One of our customer had a crash which seems very similar to LU-2388. However, the patches related to this issue are already part of the code (as this was landed for 2.4 and we are running 2.5.3.90).

This happened on a client, where there were corrupted list detected just before the crash:

WARNING: at lib/list_debug.c:48 list_del+0x6e/0xa0() (Not tainted)

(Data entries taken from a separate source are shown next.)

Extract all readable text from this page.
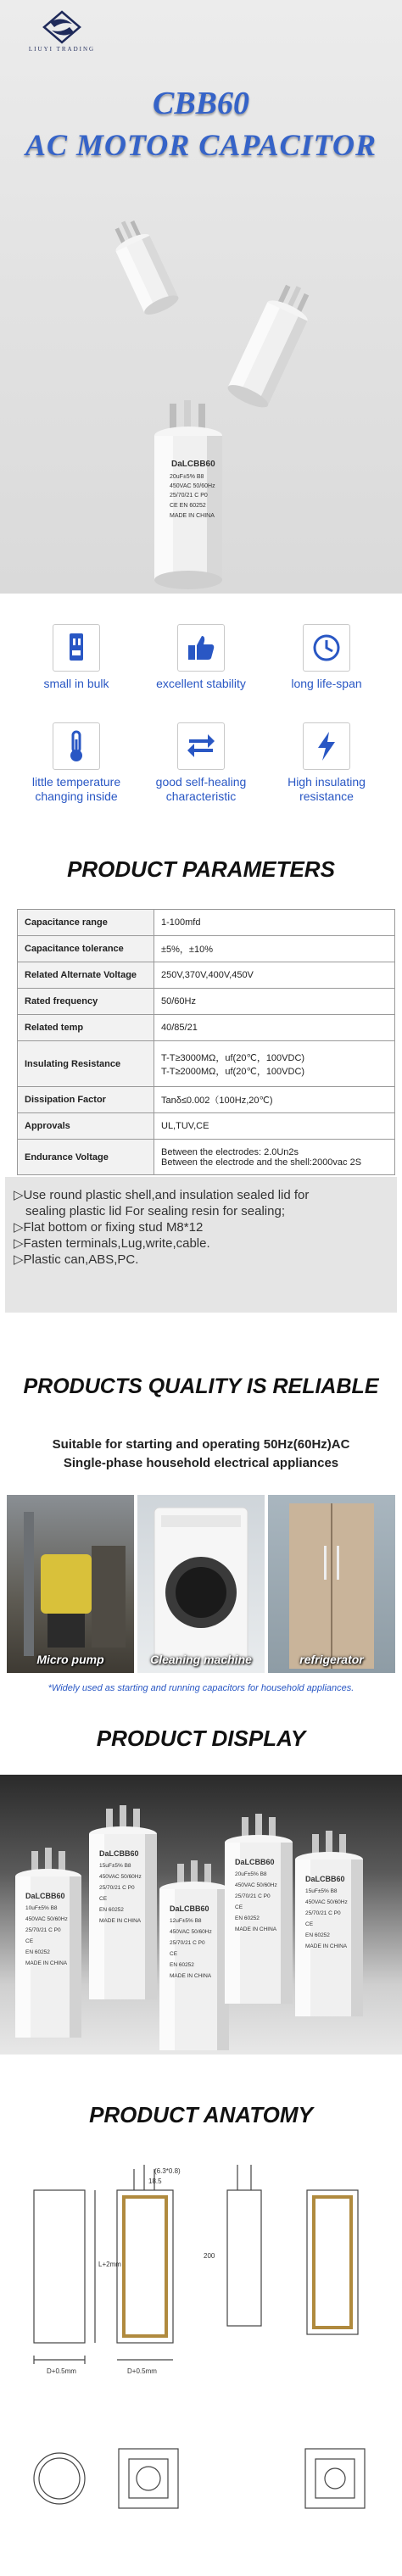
LIUYI TRADING
CBB60
AC MOTOR CAPACITOR
DaLCBB60
20uF±5% B8
450VAC 50/60Hz
25/70/21 C P0
CE EN 60252
MADE IN CHINA
small in bulk	excellent stability	long life-span
little temperature changing inside
good self-healing characteristic
High insulating resistance
PRODUCT PARAMETERS
Capacitance range	1-100mfd
Capacitance tolerance	±5%，±10%
Related Alternate Voltage	250V,370V,400V,450V
Rated frequency	50/60Hz
Related temp	40/85/21
Insulating Resistance	T-T≥3000MΩ，uf(20℃，100VDC)
T-T≥2000MΩ，uf(20℃，100VDC)

Dissipation Factor	Tanδ≤0.002（100Hz,20℃)
Approvals	UL,TUV,CE
Endurance Voltage	Between the electrodes: 2.0Un2s
Between the electrode and the shell:2000vac 2S
▷Use round plastic shell,and insulation sealed lid for
sealing plastic lid For sealing resin for sealing;
▷Flat bottom or fixing stud M8*12
▷Fasten terminals,Lug,write,cable.
▷Plastic can,ABS,PC.
PRODUCTS QUALITY IS RELIABLE
Suitable for starting and operating 50Hz(60Hz)AC
Single-phase household electrical appliances
Micro pump	Cleaning machine	refrigerator
*Widely used as starting and running capacitors for household appliances.
PRODUCT DISPLAY
DaLCBB60
10uF±5% B8
450VAC 50/60Hz
25/70/21 C P0
CE
EN 60252
MADE IN CHINA
DaLCBB60
15uF±5% B8
450VAC 50/60Hz
25/70/21 C P0
CE
EN 60252
MADE IN CHINA
DaLCBB60
12uF±5% B8
450VAC 50/60Hz
25/70/21 C P0
CE
EN 60252
MADE IN CHINA
DaLCBB60
20uF±5% B8
450VAC 50/60Hz
25/70/21 C P0
CE
EN 60252
MADE IN CHINA
DaLCBB60
15uF±5% B8
450VAC 50/60Hz
25/70/21 C P0
CE
EN 60252
MADE IN CHINA
PRODUCT ANATOMY
D+0.5mm
L+2mm
D+0.5mm
(6.3*0.8)
18.5
200
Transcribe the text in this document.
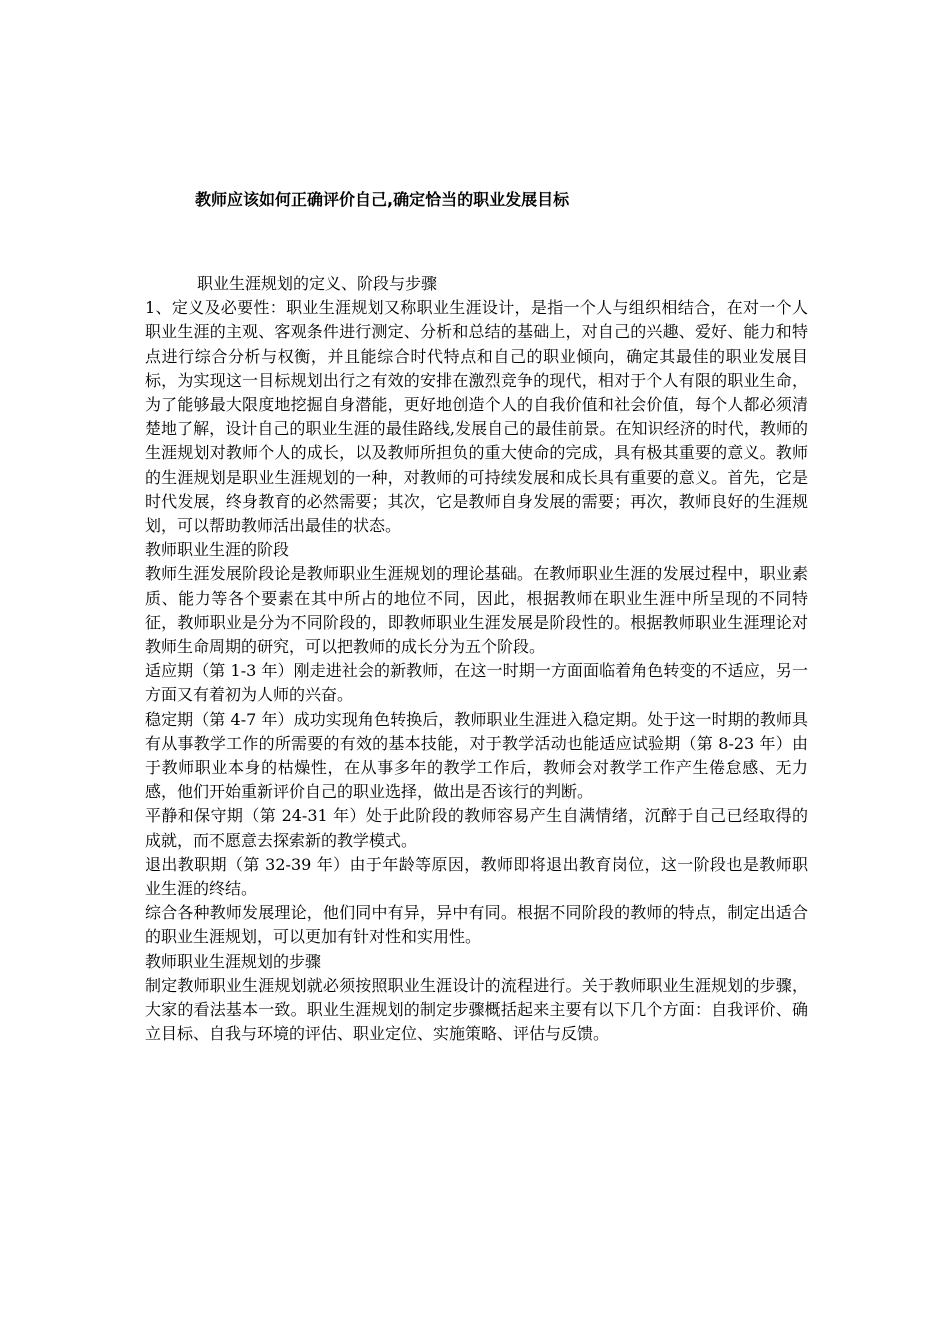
教师应该如何正确评价自己,确定恰当的职业发展目标

职业生涯规划的定义、阶段与步骤

1、定义及必要性：职业生涯规划又称职业生涯设计，是指一个人与组织相结合，在对一个人职业生涯的主观、客观条件进行测定、分析和总结的基础上，对自己的兴趣、爱好、能力和特点进行综合分析与权衡，并且能综合时代特点和自己的职业倾向，确定其最佳的职业发展目标，为实现这一目标规划出行之有效的安排在激烈竞争的现代，相对于个人有限的职业生命，为了能够最大限度地挖掘自身潜能，更好地创造个人的自我价值和社会价值，每个人都必须清楚地了解，设计自己的职业生涯的最佳路线,发展自己的最佳前景。在知识经济的时代，教师的生涯规划对教师个人的成长，以及教师所担负的重大使命的完成，具有极其重要的意义。教师的生涯规划是职业生涯规划的一种，对教师的可持续发展和成长具有重要的意义。首先，它是时代发展，终身教育的必然需要；其次，它是教师自身发展的需要；再次，教师良好的生涯规划，可以帮助教师活出最佳的状态。

教师职业生涯的阶段

教师生涯发展阶段论是教师职业生涯规划的理论基础。在教师职业生涯的发展过程中，职业素质、能力等各个要素在其中所占的地位不同，因此，根据教师在职业生涯中所呈现的不同特征，教师职业是分为不同阶段的，即教师职业生涯发展是阶段性的。根据教师职业生涯理论对教师生命周期的研究，可以把教师的成长分为五个阶段。

适应期（第 1-3 年）刚走进社会的新教师，在这一时期一方面面临着角色转变的不适应，另一方面又有着初为人师的兴奋。

稳定期（第 4-7 年）成功实现角色转换后，教师职业生涯进入稳定期。处于这一时期的教师具有从事教学工作的所需要的有效的基本技能，对于教学活动也能适应试验期（第 8-23 年）由于教师职业本身的枯燥性，在从事多年的教学工作后，教师会对教学工作产生倦怠感、无力感，他们开始重新评价自己的职业选择，做出是否该行的判断。

平静和保守期（第 24-31 年）处于此阶段的教师容易产生自满情绪，沉醉于自己已经取得的成就，而不愿意去探索新的教学模式。

退出教职期（第 32-39 年）由于年龄等原因，教师即将退出教育岗位，这一阶段也是教师职业生涯的终结。

综合各种教师发展理论，他们同中有异，异中有同。根据不同阶段的教师的特点，制定出适合的职业生涯规划，可以更加有针对性和实用性。

教师职业生涯规划的步骤

制定教师职业生涯规划就必须按照职业生涯设计的流程进行。关于教师职业生涯规划的步骤，大家的看法基本一致。职业生涯规划的制定步骤概括起来主要有以下几个方面：自我评价、确立目标、自我与环境的评估、职业定位、实施策略、评估与反馈。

list_del corruption. prev->next should be ffff88015ae4ba70, but was 5a5a5a5a5a5a5a5a
Pid: 1117, comm: python Not tainted 2.6.32-573.3.1.el6.x86_64 #1
Call Trace:
 [<ffffffff81077491>] ? warn_slowpath_common+0x91/0xe0
 [<ffffffff81077596>] ? warn_slowpath_fmt+0x46/0x60
 [<ffffffff81089c10>] ? process_timeout+0x0/0x10
 [<ffffffff812a381e>] ? list_del+0x6e/0xa0
 [<ffffffff810a18a1>] ? remove_wait_queue+0x31/0x50
 [<ffffffffa0ad80cc>] ? do_statahead_enter+0x3dc/0x1890 [lustre]
 [<ffffffffa072cfe3>] ? ldlm_lock_add_to_lru+0x43/0x120 [ptlrpc]
 [<ffffffffa0732cf8>] ? ldlm_lock_decref_internal+0x358/0xad0 [ptlrpc]
 [<ffffffffa0733eb1>] ? ldlm_lock_decref+0x41/0x90 [ptlrpc]
 [<ffffffff810672b0>] ? default_wake_function+0x0/0x20
 [<ffffffffa0ac0c26>] ? ll_lookup_it+0x5e6/0xb00 [lustre]
 [<ffffffffa0756280>] ? ptlrpc_req_finished+0x10/0x20 [ptlrpc]
 [<ffffffffa0a84d74>] ? ll_get_acl+0x34/0xe0 [lustre]
 [<ffffffffa0ac11cc>] ? ll_lookup_nd+0x8c/0x3f0 [lustre]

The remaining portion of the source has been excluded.